Scalability, Robustness and Fundamental Limits in .. (ScaleHetNet)
Scalability, Robustness and Fundamental Limits in Large Scale Heterogeneous Networks
(ScaleHetNet)
Start date: Jun 15, 2015,
End date: Jun 14, 2019
PROJECT
FINISHED
The proposed research will make a contribution towards the analysis and synthesis of large scale complex networks: fundamental theory will be developed and important applications will be addressed, by extending tools from control theory. Networks are present throughout the physical and biological world, but nowadays they also pervade our societies and everyday lives. Major challenges that will be addressed are:1. The engineering of large scale heterogeneous networks that are guaranteed to be robust and scalable.2. The reverse engineering of biological networks.A distinctive feature of the networks we would like to engineer, which falls outside more traditional domains in systems and control, is that of scalability, i.e. the ability to guarantee robust stability for an arbitrary interconnection by conditions on only local interactions. The methodologies that will be developed will have a significant impact in various applications where scalability is important, such as data network protocols, group coordination problems and power distribution networks, as they can lead to network designs with guaranteed robustness, thus avoiding conservative schemes with poor performance.The proposed project will also make a contribution towards the reverse engineering of biological networks at the molecular level.
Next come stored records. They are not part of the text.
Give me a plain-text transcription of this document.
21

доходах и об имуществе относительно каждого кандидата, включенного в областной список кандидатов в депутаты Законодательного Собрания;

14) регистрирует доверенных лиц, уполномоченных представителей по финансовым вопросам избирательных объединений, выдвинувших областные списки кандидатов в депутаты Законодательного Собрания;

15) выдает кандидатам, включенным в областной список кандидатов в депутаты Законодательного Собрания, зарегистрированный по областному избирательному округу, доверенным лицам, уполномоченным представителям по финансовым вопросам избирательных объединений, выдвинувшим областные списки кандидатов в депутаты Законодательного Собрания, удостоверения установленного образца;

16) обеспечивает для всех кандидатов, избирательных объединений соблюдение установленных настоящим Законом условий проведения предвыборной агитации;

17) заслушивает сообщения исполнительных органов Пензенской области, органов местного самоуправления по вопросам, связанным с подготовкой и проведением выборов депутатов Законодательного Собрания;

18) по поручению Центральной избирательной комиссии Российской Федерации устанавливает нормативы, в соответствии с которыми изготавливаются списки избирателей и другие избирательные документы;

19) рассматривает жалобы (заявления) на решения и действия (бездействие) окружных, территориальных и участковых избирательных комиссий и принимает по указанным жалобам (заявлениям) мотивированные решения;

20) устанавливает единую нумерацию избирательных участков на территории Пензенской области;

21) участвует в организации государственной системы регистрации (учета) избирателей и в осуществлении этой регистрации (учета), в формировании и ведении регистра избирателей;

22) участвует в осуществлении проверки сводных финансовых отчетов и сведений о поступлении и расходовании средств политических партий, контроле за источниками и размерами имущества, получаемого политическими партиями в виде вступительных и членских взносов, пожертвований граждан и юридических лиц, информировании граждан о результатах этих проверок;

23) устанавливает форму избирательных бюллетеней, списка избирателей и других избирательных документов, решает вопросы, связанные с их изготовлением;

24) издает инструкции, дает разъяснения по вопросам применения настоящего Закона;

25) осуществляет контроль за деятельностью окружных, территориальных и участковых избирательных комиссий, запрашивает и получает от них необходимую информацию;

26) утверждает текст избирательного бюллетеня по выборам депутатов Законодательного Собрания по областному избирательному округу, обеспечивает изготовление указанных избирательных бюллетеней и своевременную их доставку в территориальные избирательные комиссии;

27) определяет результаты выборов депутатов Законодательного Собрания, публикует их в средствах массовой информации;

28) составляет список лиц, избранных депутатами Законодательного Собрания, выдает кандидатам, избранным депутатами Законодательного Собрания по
Life in the cell is dictated by chance; noise is ubiquitous with its sources ranging from fluctuating environments to intrinsic fluctuations due to the random births and deaths of molecules. The fact that a substantial part of the noise is intrinsic provides a major challenge in control theoretic methodologies. How can feedback be used to suppress these fluctuations, what are the associated tradeoffs and limitations, and how does nature manage to handle these so efficiently? These are questions that will be addressed by developing tools for analyzing known configurations, but more importantly, by deriving fundamental limitations that hold for arbitrary feedback.